Hacía ya un año que Seriozha había visto por última vez a su madre; poco a poco dejó de pensar en ella, y a esto contribuyó mucho su reunión con muchachos de la misma edad; si alguna vez evocaba este recuerdo, lo rechazaba como indigno de un hombre, y al observar que nadie le hablaba de su madre, dedujo que se había indispuesto con su padre, y que debía acostumbrarse a la idea de permanecer con este. Sin embargo, ver a su tío, tan parecido a su madre, le resultó desagradable, por despertar en él aquellos recuerdos que consideraba vergonzosos. Y aún le fue más desagradable la visita por algunas palabras que oyó cuando esperaba a la puerta del despacho y que, por la expresión de los rostros de su padre y su tío, adivinó que se referían a su madre. Y, para no inculpar al padre, puesto que con él vivía y de él dependía y, principalmente, por no entregarse a la sensibilidad que él consideraba denigrante, Seriozha procuró no mirar a Stepán Arkádich, que llegó para turbar su vida tranquila, y no pensar en lo que este le recordaba.
Stepán Arkádich lo encontró jugando en la escalera, al salir del despacho de Karenin, y el niño se mostró más comunicativo entonces; contestó con alegría a varias preguntas sobre sus lecciones, sus juegos y sus amiguitos; y Oblonski, admirando su expresiva mirada, tan semejante a la de Anna, no pudo menos de preguntarle:
—¿Te acuerdas de tu madre?
—No —contestó el niño, sonrojándose; y su tío no consiguió hacerle hablar más.
Cuando el preceptor encontró a Seriozha en la escalera, media hora después, no pudo reconocer si lloraba o estaba enojado.
—¿Te has hecho daño? —le preguntó.
—Si me hubiera hecho daño, nadie lo notaría —contestó el niño.
—¿Pues qué tienes?
—Nada; déjeme usted. ¿Por qué no me dejan en paz? ¿Qué puede importarle a nadie que yo me acuerde o me olvide?
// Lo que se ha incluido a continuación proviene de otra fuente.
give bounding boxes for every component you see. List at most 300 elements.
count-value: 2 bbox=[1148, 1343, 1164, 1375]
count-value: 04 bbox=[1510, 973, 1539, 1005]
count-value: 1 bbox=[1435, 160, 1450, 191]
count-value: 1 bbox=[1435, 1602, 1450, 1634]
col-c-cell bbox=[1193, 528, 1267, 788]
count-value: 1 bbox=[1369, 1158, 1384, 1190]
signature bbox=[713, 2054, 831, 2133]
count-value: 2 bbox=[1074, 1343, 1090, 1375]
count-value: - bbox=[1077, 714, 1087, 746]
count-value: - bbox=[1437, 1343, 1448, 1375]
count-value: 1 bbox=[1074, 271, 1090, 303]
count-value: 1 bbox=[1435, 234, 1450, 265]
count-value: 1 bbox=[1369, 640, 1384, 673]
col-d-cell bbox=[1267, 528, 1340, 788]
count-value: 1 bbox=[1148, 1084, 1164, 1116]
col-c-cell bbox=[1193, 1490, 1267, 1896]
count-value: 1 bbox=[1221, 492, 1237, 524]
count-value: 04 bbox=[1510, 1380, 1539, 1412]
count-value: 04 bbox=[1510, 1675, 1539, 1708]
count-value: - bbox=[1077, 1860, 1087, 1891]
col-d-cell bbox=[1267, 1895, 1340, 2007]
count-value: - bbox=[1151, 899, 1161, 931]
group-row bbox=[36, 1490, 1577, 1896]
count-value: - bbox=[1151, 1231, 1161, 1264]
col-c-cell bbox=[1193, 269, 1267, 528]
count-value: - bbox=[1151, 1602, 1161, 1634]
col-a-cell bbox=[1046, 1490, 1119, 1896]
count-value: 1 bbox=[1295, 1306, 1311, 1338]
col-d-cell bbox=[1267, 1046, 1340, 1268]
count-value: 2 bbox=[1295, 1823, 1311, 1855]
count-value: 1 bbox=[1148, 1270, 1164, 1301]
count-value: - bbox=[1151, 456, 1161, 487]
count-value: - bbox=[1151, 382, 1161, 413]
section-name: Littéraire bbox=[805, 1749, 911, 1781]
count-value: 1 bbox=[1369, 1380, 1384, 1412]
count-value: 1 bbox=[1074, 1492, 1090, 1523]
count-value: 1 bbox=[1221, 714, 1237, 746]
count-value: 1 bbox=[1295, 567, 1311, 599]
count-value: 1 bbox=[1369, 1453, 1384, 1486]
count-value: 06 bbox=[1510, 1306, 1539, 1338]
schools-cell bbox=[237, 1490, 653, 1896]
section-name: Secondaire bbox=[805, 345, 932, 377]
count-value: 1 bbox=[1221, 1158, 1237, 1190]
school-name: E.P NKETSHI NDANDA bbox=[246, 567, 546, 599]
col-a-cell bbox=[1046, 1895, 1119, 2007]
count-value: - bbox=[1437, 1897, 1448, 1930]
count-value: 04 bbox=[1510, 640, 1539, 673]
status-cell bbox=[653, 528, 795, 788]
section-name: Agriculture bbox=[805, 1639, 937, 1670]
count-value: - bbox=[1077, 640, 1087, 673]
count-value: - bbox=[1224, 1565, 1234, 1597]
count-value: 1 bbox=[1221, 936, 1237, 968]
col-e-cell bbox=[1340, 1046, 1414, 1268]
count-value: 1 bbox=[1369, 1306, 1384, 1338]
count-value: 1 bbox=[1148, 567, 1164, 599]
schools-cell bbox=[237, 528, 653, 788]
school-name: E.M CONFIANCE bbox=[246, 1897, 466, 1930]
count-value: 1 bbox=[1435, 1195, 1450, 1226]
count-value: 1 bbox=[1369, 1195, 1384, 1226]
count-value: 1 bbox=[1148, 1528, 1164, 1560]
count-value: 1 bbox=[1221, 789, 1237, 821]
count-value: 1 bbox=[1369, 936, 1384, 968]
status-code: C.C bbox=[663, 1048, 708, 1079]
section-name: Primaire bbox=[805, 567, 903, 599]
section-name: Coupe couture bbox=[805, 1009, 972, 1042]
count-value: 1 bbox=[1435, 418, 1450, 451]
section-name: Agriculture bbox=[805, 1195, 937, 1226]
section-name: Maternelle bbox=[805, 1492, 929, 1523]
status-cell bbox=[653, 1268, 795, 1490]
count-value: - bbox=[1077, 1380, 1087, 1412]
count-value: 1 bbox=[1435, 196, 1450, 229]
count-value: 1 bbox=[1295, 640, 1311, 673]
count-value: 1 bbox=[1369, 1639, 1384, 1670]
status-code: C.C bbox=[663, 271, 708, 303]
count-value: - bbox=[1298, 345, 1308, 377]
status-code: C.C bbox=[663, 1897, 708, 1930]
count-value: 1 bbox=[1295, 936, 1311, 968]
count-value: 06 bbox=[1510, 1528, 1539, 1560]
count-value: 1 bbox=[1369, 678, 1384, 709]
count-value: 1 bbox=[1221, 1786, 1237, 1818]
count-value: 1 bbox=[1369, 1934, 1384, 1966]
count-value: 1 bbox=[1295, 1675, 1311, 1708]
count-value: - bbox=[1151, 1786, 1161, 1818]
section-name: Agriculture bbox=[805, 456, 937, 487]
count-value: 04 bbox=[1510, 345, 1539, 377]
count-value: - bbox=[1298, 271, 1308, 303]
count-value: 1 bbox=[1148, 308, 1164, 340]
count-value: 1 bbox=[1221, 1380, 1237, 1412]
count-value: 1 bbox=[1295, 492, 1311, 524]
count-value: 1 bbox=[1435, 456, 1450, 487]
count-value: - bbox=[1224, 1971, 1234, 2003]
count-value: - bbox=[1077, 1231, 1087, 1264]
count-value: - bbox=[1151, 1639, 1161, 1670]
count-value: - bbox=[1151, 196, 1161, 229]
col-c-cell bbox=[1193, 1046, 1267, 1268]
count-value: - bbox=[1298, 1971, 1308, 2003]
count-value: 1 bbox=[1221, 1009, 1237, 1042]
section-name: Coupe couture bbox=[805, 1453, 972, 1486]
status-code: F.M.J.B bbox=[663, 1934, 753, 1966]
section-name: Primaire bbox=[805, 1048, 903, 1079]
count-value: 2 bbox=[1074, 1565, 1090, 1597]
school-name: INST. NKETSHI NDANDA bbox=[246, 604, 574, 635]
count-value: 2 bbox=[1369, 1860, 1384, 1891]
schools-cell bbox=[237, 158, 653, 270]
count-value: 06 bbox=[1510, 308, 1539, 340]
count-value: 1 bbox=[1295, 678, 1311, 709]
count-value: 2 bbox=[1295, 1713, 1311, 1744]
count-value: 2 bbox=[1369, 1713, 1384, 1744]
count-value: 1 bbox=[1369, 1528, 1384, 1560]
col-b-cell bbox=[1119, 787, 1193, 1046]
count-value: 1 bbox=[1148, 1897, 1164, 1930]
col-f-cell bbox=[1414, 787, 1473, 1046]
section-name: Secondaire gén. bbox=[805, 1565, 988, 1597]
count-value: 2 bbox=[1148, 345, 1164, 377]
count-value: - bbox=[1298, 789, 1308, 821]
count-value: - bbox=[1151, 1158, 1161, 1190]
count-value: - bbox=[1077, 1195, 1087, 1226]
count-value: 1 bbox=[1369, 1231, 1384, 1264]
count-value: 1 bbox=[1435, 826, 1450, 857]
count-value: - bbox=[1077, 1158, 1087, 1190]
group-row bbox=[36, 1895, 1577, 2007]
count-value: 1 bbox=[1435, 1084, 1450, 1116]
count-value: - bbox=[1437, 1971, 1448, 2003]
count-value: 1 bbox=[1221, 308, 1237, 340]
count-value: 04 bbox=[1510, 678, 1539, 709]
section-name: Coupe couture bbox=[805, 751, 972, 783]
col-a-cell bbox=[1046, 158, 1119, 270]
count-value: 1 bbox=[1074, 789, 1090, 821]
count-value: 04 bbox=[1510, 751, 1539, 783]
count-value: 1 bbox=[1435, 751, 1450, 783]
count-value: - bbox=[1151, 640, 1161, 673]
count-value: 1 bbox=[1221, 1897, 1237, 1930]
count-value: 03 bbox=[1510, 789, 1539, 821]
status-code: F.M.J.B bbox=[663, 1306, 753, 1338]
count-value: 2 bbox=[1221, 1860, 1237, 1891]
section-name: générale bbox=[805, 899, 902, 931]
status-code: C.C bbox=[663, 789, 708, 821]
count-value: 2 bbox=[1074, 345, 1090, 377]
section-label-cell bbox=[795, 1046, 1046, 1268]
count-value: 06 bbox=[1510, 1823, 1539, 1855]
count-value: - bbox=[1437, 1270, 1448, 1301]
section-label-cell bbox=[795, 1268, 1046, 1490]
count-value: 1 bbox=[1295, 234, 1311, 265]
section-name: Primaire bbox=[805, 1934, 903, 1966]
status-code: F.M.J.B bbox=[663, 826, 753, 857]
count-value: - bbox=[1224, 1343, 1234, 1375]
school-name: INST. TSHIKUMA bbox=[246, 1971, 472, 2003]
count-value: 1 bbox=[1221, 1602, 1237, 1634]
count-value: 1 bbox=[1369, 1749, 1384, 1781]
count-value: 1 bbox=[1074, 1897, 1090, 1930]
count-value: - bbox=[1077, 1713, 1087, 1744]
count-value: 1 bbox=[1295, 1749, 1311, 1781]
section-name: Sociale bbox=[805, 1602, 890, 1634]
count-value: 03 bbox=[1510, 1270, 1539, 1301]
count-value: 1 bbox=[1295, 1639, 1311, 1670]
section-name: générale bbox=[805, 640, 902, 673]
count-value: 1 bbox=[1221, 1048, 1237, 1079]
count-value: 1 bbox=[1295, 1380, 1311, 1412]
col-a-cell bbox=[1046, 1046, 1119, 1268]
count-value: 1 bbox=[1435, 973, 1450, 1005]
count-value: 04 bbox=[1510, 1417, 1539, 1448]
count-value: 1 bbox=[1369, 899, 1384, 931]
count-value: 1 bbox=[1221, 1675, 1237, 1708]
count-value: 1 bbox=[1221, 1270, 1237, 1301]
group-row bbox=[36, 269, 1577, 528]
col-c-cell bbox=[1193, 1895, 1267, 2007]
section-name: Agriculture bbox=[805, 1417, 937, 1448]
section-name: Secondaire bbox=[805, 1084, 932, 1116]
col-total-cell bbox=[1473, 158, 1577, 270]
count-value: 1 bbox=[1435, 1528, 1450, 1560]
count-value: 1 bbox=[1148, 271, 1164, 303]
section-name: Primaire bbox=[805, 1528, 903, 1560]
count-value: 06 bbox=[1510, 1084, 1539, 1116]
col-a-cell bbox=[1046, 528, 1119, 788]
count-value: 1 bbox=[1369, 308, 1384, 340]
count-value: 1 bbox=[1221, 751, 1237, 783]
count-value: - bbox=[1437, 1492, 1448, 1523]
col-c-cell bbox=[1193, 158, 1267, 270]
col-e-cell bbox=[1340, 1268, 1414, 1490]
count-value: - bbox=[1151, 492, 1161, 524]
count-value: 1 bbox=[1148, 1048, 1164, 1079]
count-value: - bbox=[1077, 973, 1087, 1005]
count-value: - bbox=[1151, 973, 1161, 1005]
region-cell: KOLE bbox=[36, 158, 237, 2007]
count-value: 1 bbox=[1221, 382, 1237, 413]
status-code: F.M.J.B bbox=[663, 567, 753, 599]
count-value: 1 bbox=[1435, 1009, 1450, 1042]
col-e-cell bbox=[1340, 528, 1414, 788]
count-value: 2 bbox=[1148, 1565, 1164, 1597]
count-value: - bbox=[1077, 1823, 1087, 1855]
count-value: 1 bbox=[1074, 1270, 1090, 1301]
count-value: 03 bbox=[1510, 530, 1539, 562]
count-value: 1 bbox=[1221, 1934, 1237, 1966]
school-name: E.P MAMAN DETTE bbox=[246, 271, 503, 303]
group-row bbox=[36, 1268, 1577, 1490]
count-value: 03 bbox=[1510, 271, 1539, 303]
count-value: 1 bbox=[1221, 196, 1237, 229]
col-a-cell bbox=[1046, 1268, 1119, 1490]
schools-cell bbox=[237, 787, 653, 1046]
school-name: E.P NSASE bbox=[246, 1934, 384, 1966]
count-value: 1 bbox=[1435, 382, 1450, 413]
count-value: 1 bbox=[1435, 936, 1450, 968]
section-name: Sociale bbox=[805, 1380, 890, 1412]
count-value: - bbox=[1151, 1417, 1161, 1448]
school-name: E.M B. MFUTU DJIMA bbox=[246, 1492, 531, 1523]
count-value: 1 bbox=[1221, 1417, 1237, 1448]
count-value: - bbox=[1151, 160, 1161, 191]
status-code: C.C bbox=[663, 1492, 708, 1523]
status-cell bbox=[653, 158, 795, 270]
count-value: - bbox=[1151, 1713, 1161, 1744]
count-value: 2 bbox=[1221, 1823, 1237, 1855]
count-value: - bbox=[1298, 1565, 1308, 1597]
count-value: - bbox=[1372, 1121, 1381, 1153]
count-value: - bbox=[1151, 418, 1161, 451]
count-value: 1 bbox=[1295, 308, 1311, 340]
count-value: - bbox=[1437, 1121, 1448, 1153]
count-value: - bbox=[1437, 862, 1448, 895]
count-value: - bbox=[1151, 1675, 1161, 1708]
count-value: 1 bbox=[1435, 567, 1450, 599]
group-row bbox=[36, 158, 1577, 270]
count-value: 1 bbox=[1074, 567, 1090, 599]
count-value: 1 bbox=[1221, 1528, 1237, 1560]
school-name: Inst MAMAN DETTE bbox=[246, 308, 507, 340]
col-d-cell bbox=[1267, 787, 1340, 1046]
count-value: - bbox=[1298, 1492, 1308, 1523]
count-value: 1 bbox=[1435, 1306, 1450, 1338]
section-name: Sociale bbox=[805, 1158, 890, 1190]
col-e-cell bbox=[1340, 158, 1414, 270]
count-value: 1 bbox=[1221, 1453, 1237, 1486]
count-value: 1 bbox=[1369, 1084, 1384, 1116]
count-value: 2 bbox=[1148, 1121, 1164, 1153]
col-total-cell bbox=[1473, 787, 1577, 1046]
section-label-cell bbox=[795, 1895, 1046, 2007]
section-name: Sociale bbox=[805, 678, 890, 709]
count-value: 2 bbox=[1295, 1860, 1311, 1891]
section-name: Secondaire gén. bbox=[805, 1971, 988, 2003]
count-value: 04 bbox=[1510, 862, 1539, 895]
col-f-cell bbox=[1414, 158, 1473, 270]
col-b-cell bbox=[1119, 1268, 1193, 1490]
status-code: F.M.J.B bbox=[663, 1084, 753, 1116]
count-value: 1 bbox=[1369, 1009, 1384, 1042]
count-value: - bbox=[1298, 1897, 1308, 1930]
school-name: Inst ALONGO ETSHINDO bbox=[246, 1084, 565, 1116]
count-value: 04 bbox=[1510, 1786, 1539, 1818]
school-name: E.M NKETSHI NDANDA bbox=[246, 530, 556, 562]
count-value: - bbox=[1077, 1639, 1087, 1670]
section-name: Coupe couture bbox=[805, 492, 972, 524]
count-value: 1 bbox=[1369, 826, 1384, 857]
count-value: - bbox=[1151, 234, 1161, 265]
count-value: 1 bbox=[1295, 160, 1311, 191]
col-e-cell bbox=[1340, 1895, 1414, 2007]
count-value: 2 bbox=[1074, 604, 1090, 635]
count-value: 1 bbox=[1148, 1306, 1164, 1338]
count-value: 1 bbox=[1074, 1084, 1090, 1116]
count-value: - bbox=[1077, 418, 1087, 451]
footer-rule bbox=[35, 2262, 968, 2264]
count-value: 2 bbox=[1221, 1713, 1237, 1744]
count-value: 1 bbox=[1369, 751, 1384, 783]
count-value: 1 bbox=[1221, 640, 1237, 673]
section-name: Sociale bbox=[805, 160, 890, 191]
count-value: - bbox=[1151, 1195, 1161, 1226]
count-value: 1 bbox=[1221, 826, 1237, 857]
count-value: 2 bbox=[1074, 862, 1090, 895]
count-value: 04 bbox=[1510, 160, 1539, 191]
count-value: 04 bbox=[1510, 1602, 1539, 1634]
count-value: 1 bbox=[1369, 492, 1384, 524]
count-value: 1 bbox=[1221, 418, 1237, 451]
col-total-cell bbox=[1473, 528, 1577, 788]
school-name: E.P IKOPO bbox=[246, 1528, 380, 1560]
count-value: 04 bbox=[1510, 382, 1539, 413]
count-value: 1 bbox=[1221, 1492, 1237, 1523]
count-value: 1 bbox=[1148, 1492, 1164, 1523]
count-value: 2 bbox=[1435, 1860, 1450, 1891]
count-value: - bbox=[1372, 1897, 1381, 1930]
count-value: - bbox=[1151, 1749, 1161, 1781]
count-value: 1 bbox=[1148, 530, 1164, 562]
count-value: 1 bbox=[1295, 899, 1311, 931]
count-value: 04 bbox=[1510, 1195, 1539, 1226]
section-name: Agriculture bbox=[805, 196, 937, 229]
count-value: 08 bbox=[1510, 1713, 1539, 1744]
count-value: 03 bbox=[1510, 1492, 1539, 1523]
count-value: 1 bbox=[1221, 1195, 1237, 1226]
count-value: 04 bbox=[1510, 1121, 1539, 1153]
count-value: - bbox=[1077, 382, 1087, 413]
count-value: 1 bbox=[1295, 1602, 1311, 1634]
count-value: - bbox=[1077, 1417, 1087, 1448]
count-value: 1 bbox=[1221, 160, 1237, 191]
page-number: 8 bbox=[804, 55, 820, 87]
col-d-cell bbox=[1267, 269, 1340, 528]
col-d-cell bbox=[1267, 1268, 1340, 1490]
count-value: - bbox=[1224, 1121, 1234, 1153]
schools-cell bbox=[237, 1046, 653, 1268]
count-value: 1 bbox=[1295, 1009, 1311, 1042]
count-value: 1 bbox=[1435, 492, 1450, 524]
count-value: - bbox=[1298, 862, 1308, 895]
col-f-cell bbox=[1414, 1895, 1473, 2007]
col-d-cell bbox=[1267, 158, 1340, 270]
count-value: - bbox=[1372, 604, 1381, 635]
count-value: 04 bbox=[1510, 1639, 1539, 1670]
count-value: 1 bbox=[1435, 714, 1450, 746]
Y el niño parecía desafiar al mundo entero.
S
TEPÁN
Arkádich no consagró exclusivamente su estancia en San Petersburgo a solucionar sus asuntos; iba, según él solía decir; a «remozarse», pues Moscú, a pesar de sus cafés cantantes y de sus tranvías, no dejaba de ser una especie de pantano, en el cual todos se encenagaban moralmente. El resultado forzoso de una permanencia demasiado continua en aquellas aguas estancadas era debilitarse de cuerpo y espíritu; hasta el mismo Oblonski tenía allí un carácter más adusto, disputaba con su esposa, se preocupaba de su salud y de la educación de los niños, así como de los menores detalles del servicio, y hasta se inquietaba por sus deudas.
Apenas ponía los pies en San Petersburgo, tomaba gusto a la vida, olvidando sus enojos. ¡Se entendía allí de una manera tan diferente la existencia y los deberes para con la familia! El príncipe Chechenski le había contado, con la mayor naturalidad del mundo, que, teniendo dos mujeres, le parecía muy ventajoso, introducir a su hijo legítimo en su familia de corazón, considerándolo beneficioso para el desarrollo del niño. ¿Se hubiera comprendido esto en Moscú? En San Petersburgo no se apuraban por los niños como lo hacía Lvov; iban a la escuela o al colegio, y no se invertían los papeles al concederles un lugar indebido en la familia. ¡En qué condiciones tan diferentes se prestaba allí también el servicio del estado! Era fácil crearse relaciones, buscar protección y hacer carrera.
Stepán Arkádich había encontrado a uno de sus amigos, Bartnianski, cuya posición era cada vez más brillante, y a quien habló de la plaza que solicitaba.